Amsterdam, 1805 – Den Haag, 1884
Zijn vader is Jacob de Eliezer Ferrares en zijn moeder Lea de Jacob Dias Santilhano. Hij trouwt met Judith de Lima en ze krijgen 2 zonen, Simson en Raphael.
Jacob wordt door zijn vader opgeleid aan het Portugees Israëlitisch seminarie in Amsterdam. Als 18-jarige is hij al voorganger in de particuliere synagoge van Abraham Fundam in Vreeland aan de Vecht. In Den Haag voltooit hij zijn rabbinale studie onder leiding van opperrabbijn J.A. Lehmans.
Na de dood van J.A. Lehmans in 1842 neemt Ferrares een aantal jaren het opperrabbinaat in Den Haag en Rotterdam waar. In 1848 wordt B.S. Berenstein door hem persoonlijk als opvolger geïnstalleerd.

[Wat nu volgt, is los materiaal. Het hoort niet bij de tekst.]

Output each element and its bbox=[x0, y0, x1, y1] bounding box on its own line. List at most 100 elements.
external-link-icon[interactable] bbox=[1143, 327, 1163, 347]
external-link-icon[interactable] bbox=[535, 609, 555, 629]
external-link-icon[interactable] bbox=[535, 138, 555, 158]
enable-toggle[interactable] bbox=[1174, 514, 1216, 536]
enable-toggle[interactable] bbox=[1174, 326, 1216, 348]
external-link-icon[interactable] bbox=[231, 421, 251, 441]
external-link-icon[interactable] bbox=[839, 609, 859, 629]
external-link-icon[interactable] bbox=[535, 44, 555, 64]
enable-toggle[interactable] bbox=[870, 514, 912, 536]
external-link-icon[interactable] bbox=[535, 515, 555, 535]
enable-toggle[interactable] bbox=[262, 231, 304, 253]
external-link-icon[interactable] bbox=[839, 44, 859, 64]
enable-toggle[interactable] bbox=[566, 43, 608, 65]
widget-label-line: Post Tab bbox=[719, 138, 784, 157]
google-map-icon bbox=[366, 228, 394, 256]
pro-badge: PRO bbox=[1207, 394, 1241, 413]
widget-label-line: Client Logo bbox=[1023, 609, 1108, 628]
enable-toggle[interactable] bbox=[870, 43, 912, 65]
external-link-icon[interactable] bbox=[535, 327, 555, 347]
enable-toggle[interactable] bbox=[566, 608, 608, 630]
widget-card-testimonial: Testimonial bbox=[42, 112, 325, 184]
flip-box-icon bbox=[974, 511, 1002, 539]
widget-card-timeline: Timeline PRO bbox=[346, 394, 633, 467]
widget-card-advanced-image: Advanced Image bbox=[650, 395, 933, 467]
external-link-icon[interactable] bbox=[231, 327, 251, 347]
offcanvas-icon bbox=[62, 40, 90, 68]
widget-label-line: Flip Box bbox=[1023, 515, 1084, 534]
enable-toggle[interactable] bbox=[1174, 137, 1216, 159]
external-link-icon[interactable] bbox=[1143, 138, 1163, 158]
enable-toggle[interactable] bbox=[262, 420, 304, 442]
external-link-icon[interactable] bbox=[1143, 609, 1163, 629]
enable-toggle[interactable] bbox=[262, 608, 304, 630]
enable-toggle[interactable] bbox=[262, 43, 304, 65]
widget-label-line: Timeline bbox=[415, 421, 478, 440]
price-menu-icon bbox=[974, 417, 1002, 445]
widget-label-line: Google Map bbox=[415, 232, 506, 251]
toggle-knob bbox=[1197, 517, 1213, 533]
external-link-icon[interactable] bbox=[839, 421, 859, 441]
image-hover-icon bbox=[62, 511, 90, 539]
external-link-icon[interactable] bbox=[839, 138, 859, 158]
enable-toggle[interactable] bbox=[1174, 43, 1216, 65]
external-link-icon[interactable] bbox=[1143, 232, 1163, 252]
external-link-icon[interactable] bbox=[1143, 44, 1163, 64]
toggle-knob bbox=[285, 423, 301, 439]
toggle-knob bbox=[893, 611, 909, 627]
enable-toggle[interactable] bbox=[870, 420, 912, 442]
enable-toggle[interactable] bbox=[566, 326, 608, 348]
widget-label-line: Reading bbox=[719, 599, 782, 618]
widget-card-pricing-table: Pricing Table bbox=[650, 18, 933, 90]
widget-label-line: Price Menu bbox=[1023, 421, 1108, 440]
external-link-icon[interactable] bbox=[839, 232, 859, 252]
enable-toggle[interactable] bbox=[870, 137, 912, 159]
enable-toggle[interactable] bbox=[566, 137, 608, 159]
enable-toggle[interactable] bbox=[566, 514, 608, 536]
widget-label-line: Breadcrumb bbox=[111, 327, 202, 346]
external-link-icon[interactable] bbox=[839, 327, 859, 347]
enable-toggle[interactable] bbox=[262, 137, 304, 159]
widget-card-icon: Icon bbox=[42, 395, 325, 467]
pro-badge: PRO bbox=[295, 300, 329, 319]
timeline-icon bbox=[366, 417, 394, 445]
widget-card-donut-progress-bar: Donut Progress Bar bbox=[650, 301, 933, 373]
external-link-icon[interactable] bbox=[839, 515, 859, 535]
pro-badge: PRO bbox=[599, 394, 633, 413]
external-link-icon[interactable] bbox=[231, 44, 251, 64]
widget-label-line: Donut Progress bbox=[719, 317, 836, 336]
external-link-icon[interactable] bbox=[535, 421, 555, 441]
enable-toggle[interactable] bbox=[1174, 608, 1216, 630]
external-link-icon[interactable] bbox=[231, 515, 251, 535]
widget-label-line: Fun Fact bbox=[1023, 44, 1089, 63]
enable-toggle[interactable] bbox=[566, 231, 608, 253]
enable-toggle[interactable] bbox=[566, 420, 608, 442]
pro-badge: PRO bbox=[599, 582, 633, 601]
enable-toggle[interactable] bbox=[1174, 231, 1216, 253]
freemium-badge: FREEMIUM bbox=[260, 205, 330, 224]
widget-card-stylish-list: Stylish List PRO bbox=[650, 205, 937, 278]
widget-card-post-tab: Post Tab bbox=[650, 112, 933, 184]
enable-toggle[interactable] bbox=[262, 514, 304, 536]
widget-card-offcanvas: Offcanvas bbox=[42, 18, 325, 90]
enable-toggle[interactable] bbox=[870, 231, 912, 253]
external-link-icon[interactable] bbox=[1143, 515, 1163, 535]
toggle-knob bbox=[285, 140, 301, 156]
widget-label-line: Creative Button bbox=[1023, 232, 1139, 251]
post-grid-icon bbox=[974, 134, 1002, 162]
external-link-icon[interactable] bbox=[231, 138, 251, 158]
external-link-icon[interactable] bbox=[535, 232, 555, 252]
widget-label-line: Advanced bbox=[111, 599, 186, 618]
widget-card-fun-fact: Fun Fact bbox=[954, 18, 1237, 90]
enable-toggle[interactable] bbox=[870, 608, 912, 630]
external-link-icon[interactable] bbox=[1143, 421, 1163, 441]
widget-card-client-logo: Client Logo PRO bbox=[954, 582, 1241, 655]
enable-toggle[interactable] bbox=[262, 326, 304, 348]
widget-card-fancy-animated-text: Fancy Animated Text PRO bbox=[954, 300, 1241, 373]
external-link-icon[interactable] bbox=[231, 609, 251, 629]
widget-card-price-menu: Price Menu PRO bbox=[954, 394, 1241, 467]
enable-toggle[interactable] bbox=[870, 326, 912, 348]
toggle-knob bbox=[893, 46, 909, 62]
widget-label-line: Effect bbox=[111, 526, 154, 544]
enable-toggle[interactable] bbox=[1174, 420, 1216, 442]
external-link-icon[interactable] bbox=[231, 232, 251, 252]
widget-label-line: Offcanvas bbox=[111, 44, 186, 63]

Opperrabijn Ferrrares is in 1849 een van de stichters van het Joods weeshuis (Ezer Jatom) in Den Haag, aan de Stille Veerkade. Later verhuist het weeshuis naar de Raamstraat en uiteindelijk naar de Pletterijstraat. Het weeshuis bestaat tot 5 maart 1943. Op last van de Duitse bezetter worden op die dag alle bewoners – de directeur, de directrice, het personeel en de aanwezige kinderen – weggevoerd. Bijna allen worden omgebracht in Sobibor.
Ferrares is eveneens medeoprichter van de vereniging tot bevordering van ambachten onder Israëlieten in 1846 en van de Israëlitische soepinrichting voor alle gezindten in 1855.
In het Portugese grafboek (1697-1871), dat door Ferrares en zijn twee zonen in 1870 werd opgemaakt, schrijft Ferrares dat hij in het jaar 5628 (1867/68) in de nabijheid van twee aangeduide kindergraven ‘eene onbruikbare Sepher Tora afkomstig van Curaçao’ heeft begraven. Het is gebruikelijk om teksten (boeken en bladen) waarin de Godsnaam voorkomt en die niet meer bruikbaar zijn, doordat ze bijvoorbeeld versleten zijn, te begraven op een Joodse begraafplaats. Dit is dus ook gebeurd met deze Sefer Tora (Torarol) uit Curaçao.
Jacob van Jacob Ferrares overlijdt in 1884 in Den Haag.